With the price of crude oil driving the cost of gasoline up, Americans may think little can be done about prices at the pump. Not so. A renewed focus on tapping American sources of oil would send an important message to the global market and, long-term, will help with demand pressures forcing crude prices higher.
That's a key takeaway from API President and CEO Jack Gerard's "Newsmakers" conversation with reporters on C-SPAN. "The message the Congress needs to send the marketplace right now is that help is on the way," Gerard said of new pro-exploration legislation now under consideration. The interview with reporters Dina Cappiello of the Associated Press and Jim Snyder of Bloomberg News aired Sunday. Take a look:
- Gasoline prices are tied to the price of crude oil, which hinges on world demand.
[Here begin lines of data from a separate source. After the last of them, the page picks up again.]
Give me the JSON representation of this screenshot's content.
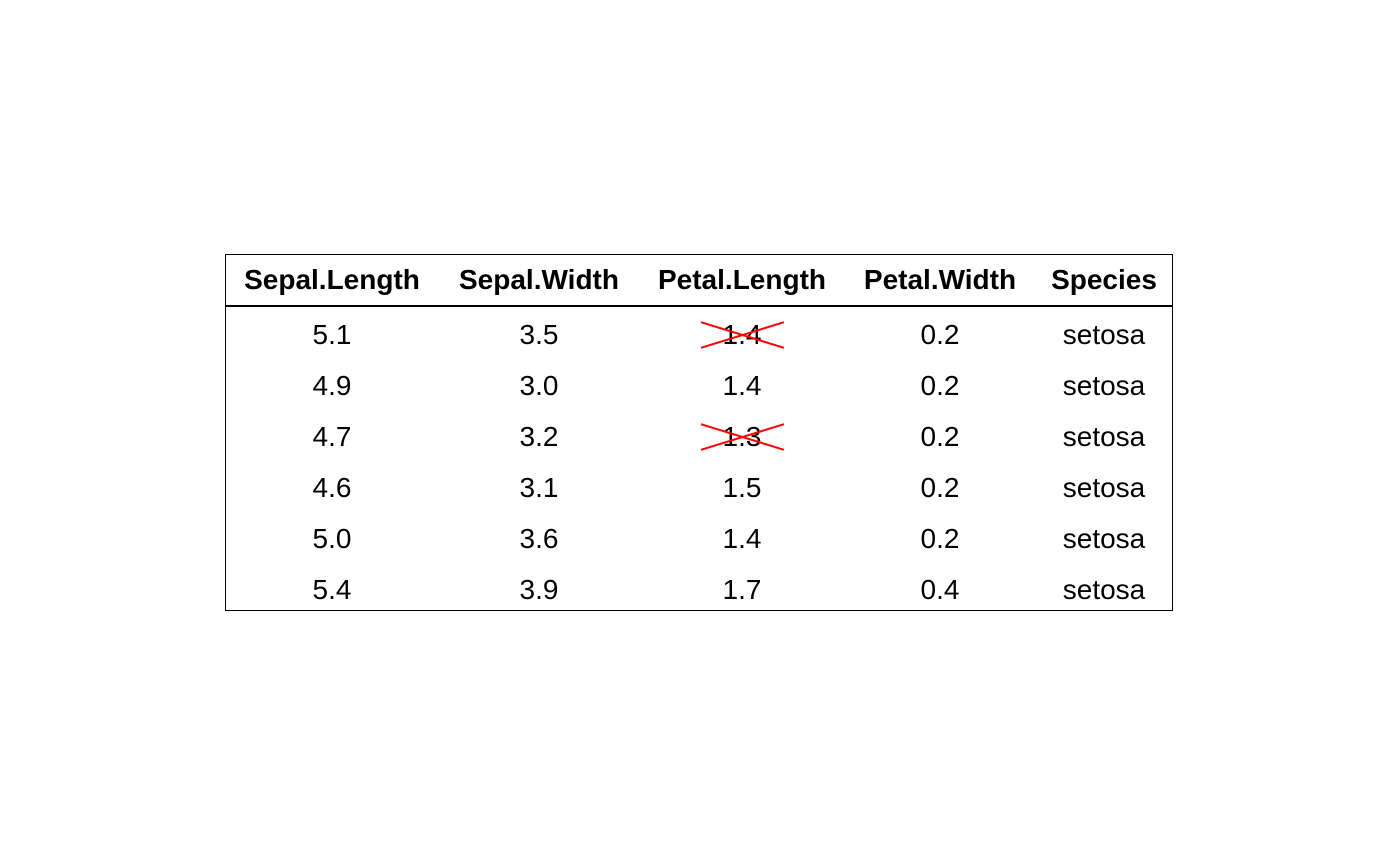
{
  "chart_data": {
    "type": "table",
    "columns": [
      "Sepal.Length",
      "Sepal.Width",
      "Petal.Length",
      "Petal.Width",
      "Species"
    ],
    "rows": [
      [
        "5.1",
        "3.5",
        "1.4",
        "0.2",
        "setosa"
      ],
      [
        "4.9",
        "3.0",
        "1.4",
        "0.2",
        "setosa"
      ],
      [
        "4.7",
        "3.2",
        "1.3",
        "0.2",
        "setosa"
      ],
      [
        "4.6",
        "3.1",
        "1.5",
        "0.2",
        "setosa"
      ],
      [
        "5.0",
        "3.6",
        "1.4",
        "0.2",
        "setosa"
      ],
      [
        "5.4",
        "3.9",
        "1.7",
        "0.4",
        "setosa"
      ]
    ],
    "struck_cells": [
      {
        "row": 0,
        "col": 2
      },
      {
        "row": 2,
        "col": 2
      }
    ],
    "strike_color": "#ff0000"
  }
}
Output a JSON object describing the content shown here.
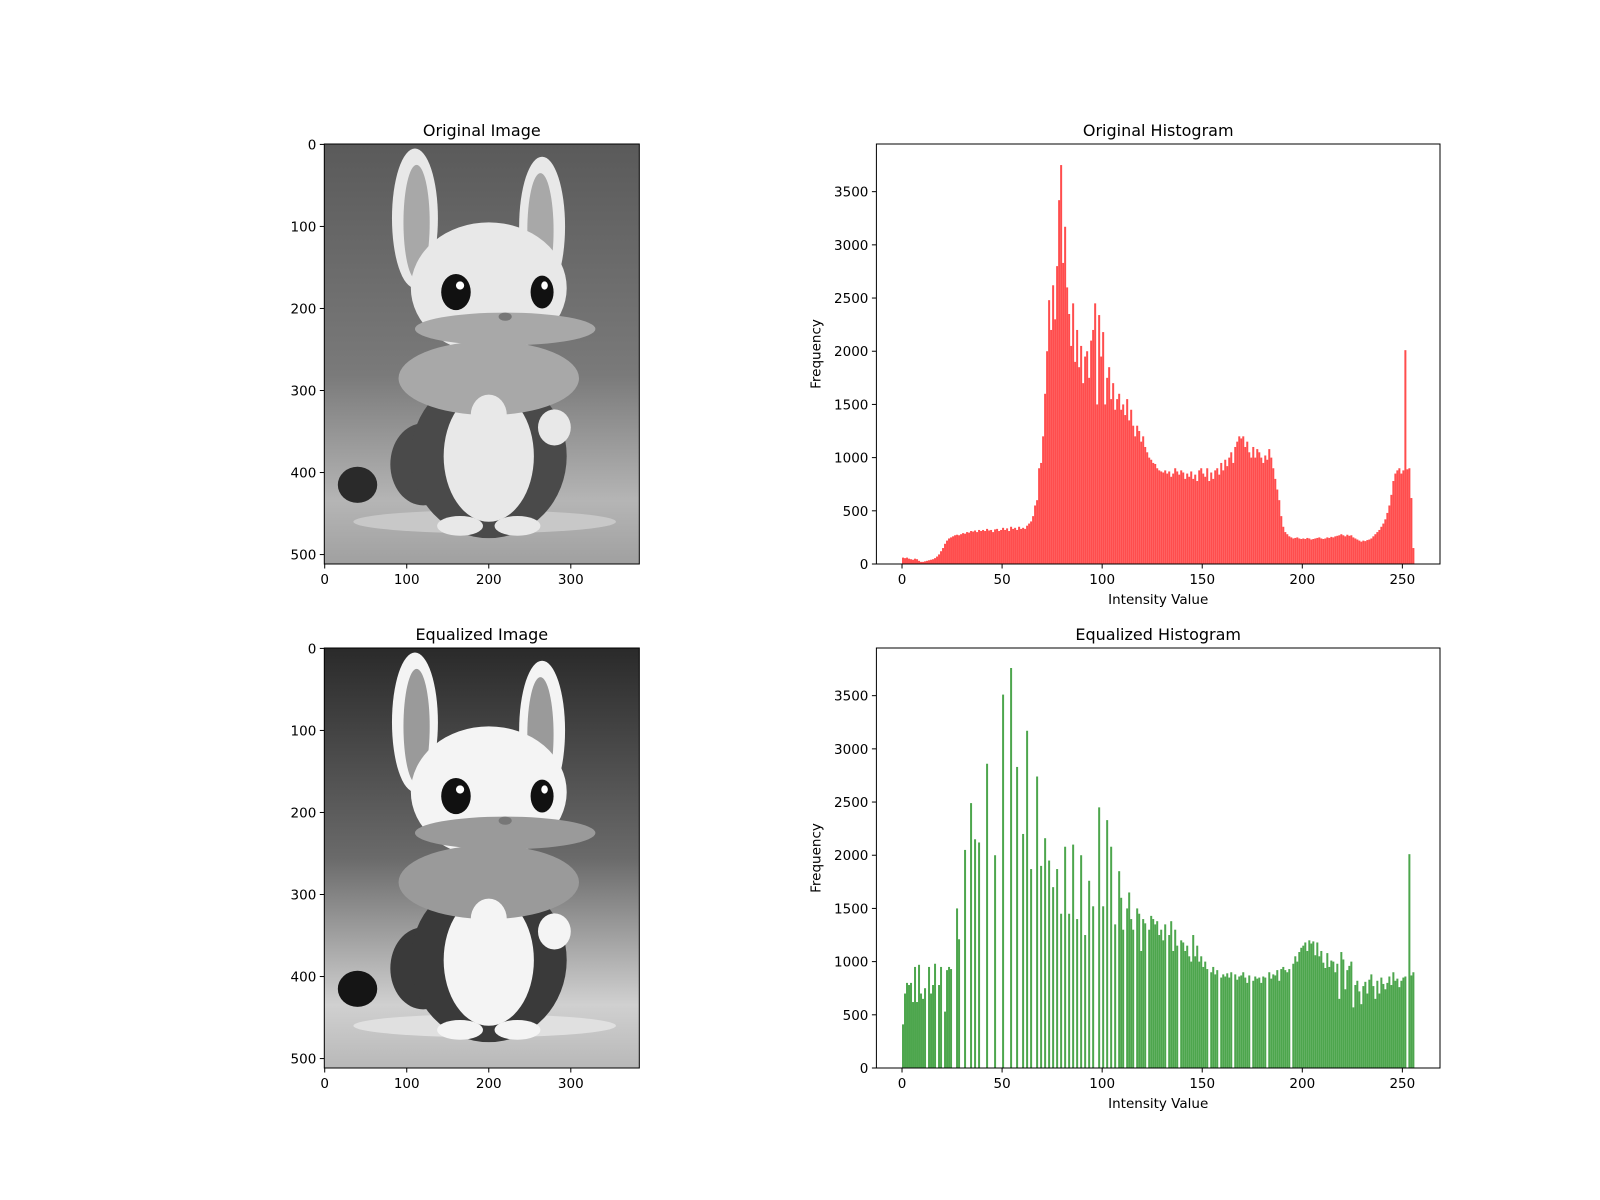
{
  "chart_data": [
    {
      "type": "image",
      "title": "Original Image",
      "xlim": [
        -0.5,
        383.5
      ],
      "ylim": [
        511.5,
        -0.5
      ],
      "xticks": [
        0,
        100,
        200,
        300
      ],
      "yticks": [
        0,
        100,
        200,
        300,
        400,
        500
      ],
      "equalized": false
    },
    {
      "type": "histogram",
      "title": "Original Histogram",
      "xlabel": "Intensity Value",
      "ylabel": "Frequency",
      "color": "#ff4d4d",
      "xlim": [
        -12.8,
        268.8
      ],
      "ylim": [
        0,
        3948
      ],
      "xticks": [
        0,
        50,
        100,
        150,
        200,
        250
      ],
      "yticks": [
        0,
        500,
        1000,
        1500,
        2000,
        2500,
        3000,
        3500
      ],
      "bins": [
        0,
        1,
        2,
        3,
        4,
        5,
        6,
        7,
        8,
        9,
        10,
        11,
        12,
        13,
        14,
        15,
        16,
        17,
        18,
        19,
        20,
        21,
        22,
        23,
        24,
        25,
        26,
        27,
        28,
        29,
        30,
        31,
        32,
        33,
        34,
        35,
        36,
        37,
        38,
        39,
        40,
        41,
        42,
        43,
        44,
        45,
        46,
        47,
        48,
        49,
        50,
        51,
        52,
        53,
        54,
        55,
        56,
        57,
        58,
        59,
        60,
        61,
        62,
        63,
        64,
        65,
        66,
        67,
        68,
        69,
        70,
        71,
        72,
        73,
        74,
        75,
        76,
        77,
        78,
        79,
        80,
        81,
        82,
        83,
        84,
        85,
        86,
        87,
        88,
        89,
        90,
        91,
        92,
        93,
        94,
        95,
        96,
        97,
        98,
        99,
        100,
        101,
        102,
        103,
        104,
        105,
        106,
        107,
        108,
        109,
        110,
        111,
        112,
        113,
        114,
        115,
        116,
        117,
        118,
        119,
        120,
        121,
        122,
        123,
        124,
        125,
        126,
        127,
        128,
        129,
        130,
        131,
        132,
        133,
        134,
        135,
        136,
        137,
        138,
        139,
        140,
        141,
        142,
        143,
        144,
        145,
        146,
        147,
        148,
        149,
        150,
        151,
        152,
        153,
        154,
        155,
        156,
        157,
        158,
        159,
        160,
        161,
        162,
        163,
        164,
        165,
        166,
        167,
        168,
        169,
        170,
        171,
        172,
        173,
        174,
        175,
        176,
        177,
        178,
        179,
        180,
        181,
        182,
        183,
        184,
        185,
        186,
        187,
        188,
        189,
        190,
        191,
        192,
        193,
        194,
        195,
        196,
        197,
        198,
        199,
        200,
        201,
        202,
        203,
        204,
        205,
        206,
        207,
        208,
        209,
        210,
        211,
        212,
        213,
        214,
        215,
        216,
        217,
        218,
        219,
        220,
        221,
        222,
        223,
        224,
        225,
        226,
        227,
        228,
        229,
        230,
        231,
        232,
        233,
        234,
        235,
        236,
        237,
        238,
        239,
        240,
        241,
        242,
        243,
        244,
        245,
        246,
        247,
        248,
        249,
        250,
        251,
        252,
        253,
        254,
        255,
        256
      ],
      "values": [
        60,
        55,
        60,
        50,
        45,
        40,
        50,
        45,
        30,
        20,
        20,
        25,
        30,
        35,
        40,
        45,
        55,
        70,
        90,
        120,
        150,
        190,
        220,
        240,
        250,
        260,
        270,
        275,
        270,
        280,
        290,
        285,
        300,
        295,
        310,
        305,
        315,
        300,
        320,
        310,
        320,
        310,
        330,
        315,
        320,
        300,
        325,
        330,
        310,
        320,
        340,
        320,
        335,
        310,
        350,
        330,
        340,
        320,
        350,
        330,
        340,
        330,
        360,
        380,
        400,
        450,
        550,
        600,
        900,
        950,
        1200,
        1600,
        2000,
        2480,
        2200,
        2620,
        2300,
        2800,
        3420,
        3750,
        2830,
        3170,
        2600,
        2350,
        2050,
        2450,
        1900,
        2200,
        1850,
        2050,
        1700,
        1950,
        2000,
        1750,
        2100,
        2200,
        2450,
        1500,
        2340,
        1950,
        2180,
        1500,
        1750,
        1850,
        1550,
        1700,
        1450,
        1550,
        1600,
        1450,
        1500,
        1400,
        1550,
        1350,
        1450,
        1300,
        1200,
        1300,
        1250,
        1150,
        1200,
        1100,
        1050,
        1000,
        980,
        950,
        940,
        900,
        880,
        870,
        860,
        880,
        850,
        870,
        820,
        850,
        900,
        870,
        840,
        880,
        860,
        800,
        850,
        820,
        870,
        800,
        840,
        780,
        880,
        900,
        850,
        820,
        900,
        780,
        860,
        800,
        880,
        900,
        840,
        950,
        880,
        980,
        920,
        1000,
        1050,
        950,
        1100,
        1150,
        1200,
        1180,
        1200,
        1100,
        1150,
        1050,
        1000,
        1100,
        1000,
        1080,
        1050,
        1000,
        950,
        1020,
        980,
        1080,
        1000,
        900,
        800,
        700,
        600,
        450,
        350,
        300,
        280,
        260,
        250,
        240,
        245,
        250,
        240,
        235,
        240,
        235,
        245,
        240,
        230,
        235,
        240,
        245,
        250,
        240,
        235,
        240,
        250,
        245,
        255,
        250,
        260,
        265,
        270,
        280,
        270,
        260,
        275,
        265,
        270,
        250,
        240,
        230,
        220,
        210,
        220,
        215,
        225,
        230,
        240,
        260,
        280,
        300,
        320,
        350,
        380,
        420,
        480,
        550,
        650,
        780,
        850,
        880,
        900,
        850,
        880,
        2010,
        890,
        900,
        620,
        150
      ]
    },
    {
      "type": "image",
      "title": "Equalized Image",
      "xlim": [
        -0.5,
        383.5
      ],
      "ylim": [
        511.5,
        -0.5
      ],
      "xticks": [
        0,
        100,
        200,
        300
      ],
      "yticks": [
        0,
        100,
        200,
        300,
        400,
        500
      ],
      "equalized": true
    },
    {
      "type": "histogram",
      "title": "Equalized Histogram",
      "xlabel": "Intensity Value",
      "ylabel": "Frequency",
      "color": "#4da64d",
      "xlim": [
        -12.8,
        268.8
      ],
      "ylim": [
        0,
        3948
      ],
      "xticks": [
        0,
        50,
        100,
        150,
        200,
        250
      ],
      "yticks": [
        0,
        500,
        1000,
        1500,
        2000,
        2500,
        3000,
        3500
      ],
      "bins": [
        0,
        1,
        2,
        3,
        4,
        5,
        6,
        7,
        8,
        9,
        10,
        11,
        12,
        13,
        14,
        15,
        16,
        17,
        18,
        19,
        20,
        21,
        22,
        23,
        24,
        25,
        26,
        27,
        28,
        29,
        30,
        31,
        32,
        33,
        34,
        35,
        36,
        37,
        38,
        39,
        40,
        41,
        42,
        43,
        44,
        45,
        46,
        47,
        48,
        49,
        50,
        51,
        52,
        53,
        54,
        55,
        56,
        57,
        58,
        59,
        60,
        61,
        62,
        63,
        64,
        65,
        66,
        67,
        68,
        69,
        70,
        71,
        72,
        73,
        74,
        75,
        76,
        77,
        78,
        79,
        80,
        81,
        82,
        83,
        84,
        85,
        86,
        87,
        88,
        89,
        90,
        91,
        92,
        93,
        94,
        95,
        96,
        97,
        98,
        99,
        100,
        101,
        102,
        103,
        104,
        105,
        106,
        107,
        108,
        109,
        110,
        111,
        112,
        113,
        114,
        115,
        116,
        117,
        118,
        119,
        120,
        121,
        122,
        123,
        124,
        125,
        126,
        127,
        128,
        129,
        130,
        131,
        132,
        133,
        134,
        135,
        136,
        137,
        138,
        139,
        140,
        141,
        142,
        143,
        144,
        145,
        146,
        147,
        148,
        149,
        150,
        151,
        152,
        153,
        154,
        155,
        156,
        157,
        158,
        159,
        160,
        161,
        162,
        163,
        164,
        165,
        166,
        167,
        168,
        169,
        170,
        171,
        172,
        173,
        174,
        175,
        176,
        177,
        178,
        179,
        180,
        181,
        182,
        183,
        184,
        185,
        186,
        187,
        188,
        189,
        190,
        191,
        192,
        193,
        194,
        195,
        196,
        197,
        198,
        199,
        200,
        201,
        202,
        203,
        204,
        205,
        206,
        207,
        208,
        209,
        210,
        211,
        212,
        213,
        214,
        215,
        216,
        217,
        218,
        219,
        220,
        221,
        222,
        223,
        224,
        225,
        226,
        227,
        228,
        229,
        230,
        231,
        232,
        233,
        234,
        235,
        236,
        237,
        238,
        239,
        240,
        241,
        242,
        243,
        244,
        245,
        246,
        247,
        248,
        249,
        250,
        251,
        252,
        253,
        254,
        255,
        256
      ],
      "values": [
        410,
        700,
        800,
        780,
        800,
        620,
        950,
        620,
        970,
        700,
        650,
        750,
        0,
        950,
        700,
        780,
        980,
        0,
        780,
        950,
        0,
        530,
        920,
        950,
        930,
        0,
        0,
        1500,
        1210,
        0,
        0,
        2050,
        0,
        0,
        2490,
        0,
        2150,
        0,
        2120,
        0,
        0,
        0,
        2860,
        0,
        0,
        0,
        2000,
        0,
        0,
        0,
        3510,
        0,
        0,
        0,
        3760,
        0,
        0,
        2830,
        0,
        0,
        2200,
        0,
        3170,
        0,
        1870,
        0,
        0,
        2740,
        0,
        1900,
        0,
        2160,
        0,
        1950,
        0,
        1700,
        0,
        1870,
        0,
        1450,
        0,
        2080,
        0,
        1450,
        0,
        2100,
        0,
        1400,
        0,
        2000,
        0,
        1250,
        0,
        1760,
        0,
        1520,
        0,
        0,
        2450,
        0,
        1520,
        0,
        2330,
        0,
        2080,
        0,
        1350,
        0,
        1850,
        1600,
        1300,
        0,
        1500,
        1650,
        1400,
        1300,
        0,
        1500,
        1450,
        1100,
        1400,
        1360,
        0,
        1300,
        1430,
        1400,
        1350,
        1380,
        1250,
        1300,
        1200,
        1350,
        0,
        1250,
        1380,
        1100,
        1300,
        1150,
        0,
        1200,
        1180,
        1100,
        1150,
        1050,
        1000,
        1250,
        1050,
        1150,
        1000,
        1050,
        950,
        1000,
        930,
        0,
        900,
        950,
        880,
        920,
        0,
        850,
        880,
        860,
        890,
        850,
        900,
        0,
        880,
        830,
        860,
        870,
        900,
        850,
        800,
        870,
        0,
        820,
        860,
        840,
        850,
        800,
        860,
        850,
        0,
        900,
        840,
        880,
        870,
        920,
        820,
        930,
        950,
        920,
        900,
        930,
        0,
        980,
        1050,
        1000,
        1090,
        1130,
        1150,
        1180,
        1100,
        1200,
        1170,
        1190,
        1060,
        1180,
        1050,
        1100,
        990,
        940,
        1080,
        950,
        1010,
        1000,
        900,
        980,
        650,
        1090,
        1020,
        740,
        920,
        960,
        1000,
        570,
        780,
        820,
        720,
        600,
        770,
        810,
        700,
        830,
        880,
        770,
        650,
        820,
        700,
        850,
        790,
        740,
        800,
        860,
        780,
        900,
        820,
        840,
        760,
        820,
        850,
        860,
        0,
        2010,
        870,
        900
      ]
    }
  ]
}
- Using American oil supplies is the one factor in the price of gasoline the United States can control, Gerard said. Increasing access to U.S. supplies would have impact globally. "One of the great things we can do now in that component of supply is to send a signal to the marketplace that we're serious about providing American energy, by Americans, for Americans," he said.
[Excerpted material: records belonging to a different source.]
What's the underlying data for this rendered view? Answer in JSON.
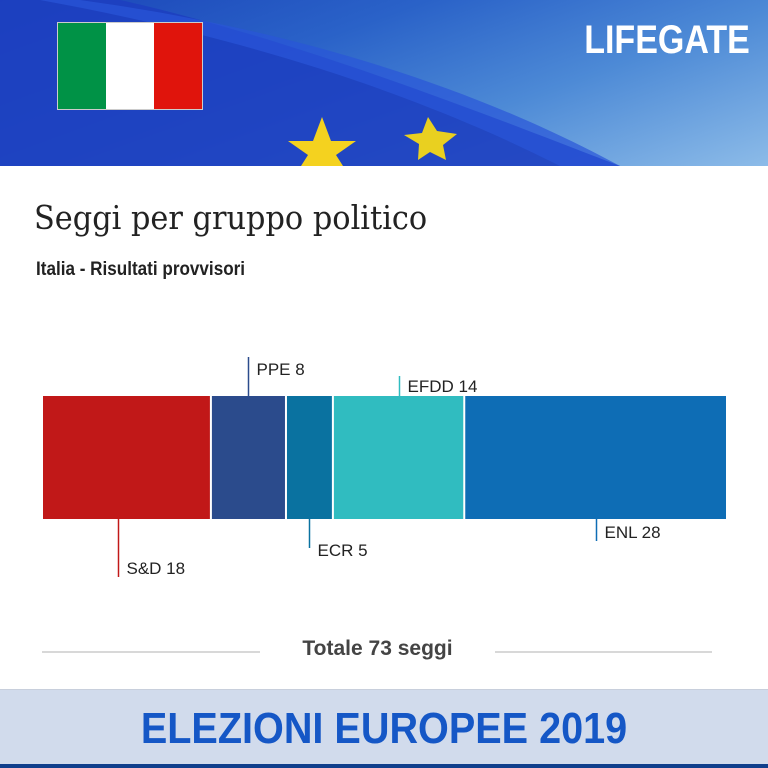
{
  "banner": {
    "logo": "LIFEGATE",
    "flag": "italy-flag",
    "flag_colors": [
      "#009246",
      "#ffffff",
      "#e0140c"
    ],
    "background": "eu-flag-waving"
  },
  "chart_data": {
    "type": "bar",
    "orientation": "horizontal-stacked",
    "title": "Seggi per gruppo politico",
    "subtitle": "Italia - Risultati provvisori",
    "categories": [
      "S&D",
      "PPE",
      "ECR",
      "EFDD",
      "ENL"
    ],
    "values": [
      18,
      8,
      5,
      14,
      28
    ],
    "labels": [
      "S&D 18",
      "PPE 8",
      "ECR 5",
      "EFDD 14",
      "ENL 28"
    ],
    "colors": [
      "#c11818",
      "#2b4b8c",
      "#0a72a0",
      "#30bcc0",
      "#0e6db5"
    ],
    "total_label": "Totale 73 seggi"
  },
  "footer": {
    "title": "ELEZIONI EUROPEE 2019"
  }
}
- Production in the Gulf of Mexico will likely be down by about 25 percent next year compared to 2010, according to Energy Information Administration data - which coincides with the administration's drilling moratorium. "This doesn't help us in this energy reality and through the rising gas prices scenario we're struggling with," Gerard said.
- Gulf production should resume even as study of last year's spill continues. On its own the oil and natural gas industry created its own task force, has shared best practices and invested $1 billion to build a new containment system everyone hopes will never be used, Gerard said.